チェン氏は11月20日、複数の外国メディアの取材を受けた。大陸の収容所では「虎の椅子」と呼ばれる鉄製の椅子に長い間、座らされ、寝ることをはく奪され、動けば殴られるといった拷問を受けたと語った。また尋問では、民主活動家たちの情報提供を要求された。

深センで捕らえられた際、チェン氏は頭部から布袋をかぶせられていたため、どの収容施設かは知ることができなかった。収容所で少なくとも、香港で民主運動に関わっていたとみられる10人の若い「容疑者」を見ているという。彼らは手錠をかけられ、オレンジ色のベストを着せられていた。

「廊下を歩いていると、尋問部屋のひとつから叫び声が聞こえた。『もっと手を高く上げろ!抗議運動ではそのように手を上げていたではないか』と。私は香港のデモ参加者ではないかと思った」

さらに、1000枚を超える香港抗議者の写真から「知ってる人はいないか」と聞かれたという。知っている人の名前と政治的立場を話すよう要求された。国家安全部門の関係者は、多くの香港デモの抗議者が中国に移送され、たくさんの個人資料を収集したと明言した。

香港と中国本土の特別便

中国本土の鉄道旅客サービスセンターは、11月19日、20日、香港から本土まで特別に20本を増便していると発表した。この2日間に、抗議者たちが本土に移送されたのではないかとの推測がある。

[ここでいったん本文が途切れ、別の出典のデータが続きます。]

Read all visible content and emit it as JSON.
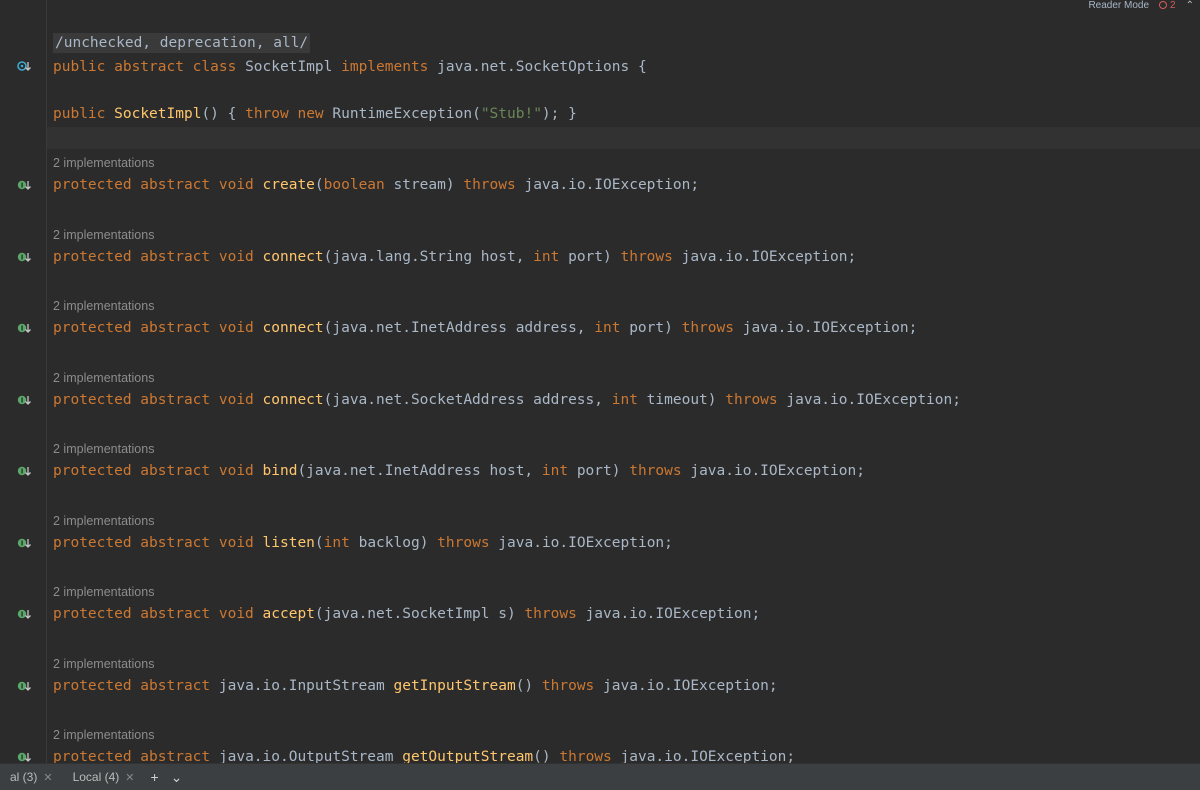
{
  "topbar": {
    "reader_mode": "Reader Mode",
    "error_count": "2"
  },
  "editor": {
    "suppress_text": "/unchecked, deprecation, all/",
    "class_decl": {
      "kw1": "public abstract class",
      "name": "SocketImpl",
      "kw2": "implements",
      "iface": "java.net.SocketOptions {"
    },
    "ctor": {
      "kw1": "public",
      "name": "SocketImpl",
      "mid": "() { ",
      "kw2": "throw new",
      "exc": "RuntimeException(",
      "str": "\"Stub!\"",
      "end": "); }"
    },
    "hint": "2 implementations",
    "methods": [
      {
        "mods": "protected abstract void",
        "name": "create",
        "open": "(",
        "p1kw": "boolean",
        "p1": " stream)",
        "p2kw": "",
        "p2": "",
        "throws": "throws",
        "exc": "java.io.IOException;"
      },
      {
        "mods": "protected abstract void",
        "name": "connect",
        "open": "(java.lang.String host, ",
        "p1kw": "int",
        "p1": " port)",
        "p2kw": "",
        "p2": "",
        "throws": "throws",
        "exc": "java.io.IOException;"
      },
      {
        "mods": "protected abstract void",
        "name": "connect",
        "open": "(java.net.InetAddress address, ",
        "p1kw": "int",
        "p1": " port)",
        "p2kw": "",
        "p2": "",
        "throws": "throws",
        "exc": "java.io.IOException;"
      },
      {
        "mods": "protected abstract void",
        "name": "connect",
        "open": "(java.net.SocketAddress address, ",
        "p1kw": "int",
        "p1": " timeout)",
        "p2kw": "",
        "p2": "",
        "throws": "throws",
        "exc": "java.io.IOException;"
      },
      {
        "mods": "protected abstract void",
        "name": "bind",
        "open": "(java.net.InetAddress host, ",
        "p1kw": "int",
        "p1": " port)",
        "p2kw": "",
        "p2": "",
        "throws": "throws",
        "exc": "java.io.IOException;"
      },
      {
        "mods": "protected abstract void",
        "name": "listen",
        "open": "(",
        "p1kw": "int",
        "p1": " backlog)",
        "p2kw": "",
        "p2": "",
        "throws": "throws",
        "exc": "java.io.IOException;"
      },
      {
        "mods": "protected abstract void",
        "name": "accept",
        "open": "(java.net.SocketImpl s)",
        "p1kw": "",
        "p1": "",
        "p2kw": "",
        "p2": "",
        "throws": "throws",
        "exc": "java.io.IOException;"
      },
      {
        "mods": "protected abstract",
        "type": "java.io.InputStream",
        "name": "getInputStream",
        "open": "()",
        "p1kw": "",
        "p1": "",
        "throws": "throws",
        "exc": "java.io.IOException;"
      },
      {
        "mods": "protected abstract",
        "type": "java.io.OutputStream",
        "name": "getOutputStream",
        "open": "()",
        "p1kw": "",
        "p1": "",
        "throws": "throws",
        "exc": "java.io.IOException;"
      }
    ]
  },
  "statusbar": {
    "tab1": "al (3)",
    "tab2": "Local (4)",
    "add": "+",
    "menu": "⌄"
  },
  "colors": {
    "keyword": "#cc7832",
    "function": "#ffc66d",
    "string": "#6a8759",
    "text": "#a9b7c6",
    "gutter_icon": "#59a869",
    "class_icon": "#40a9d0"
  },
  "icons": {
    "class_gutter": "implemented-class-icon",
    "method_gutter": "implemented-method-icon"
  }
}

香港警察によると6月から11月21日までに、暴動への参加、違法な集会、身体的危害、警察官への暴行の罪で、11~83歳の5856人がさまざまな地区でのデモ活動中に逮捕された。警察広報局は声明の中で、逮捕者のうち332人は16歳未満で、2327人は学生だという。

警察発表によると、6カ月の民主運動のなかで、「自殺」と警察が断定する不審死が相次いでいる。事件化せず、捜査もしない警察への不信感が高まっており、抗議者たちはあらかじめ「私は自殺しない」宣言を行っている。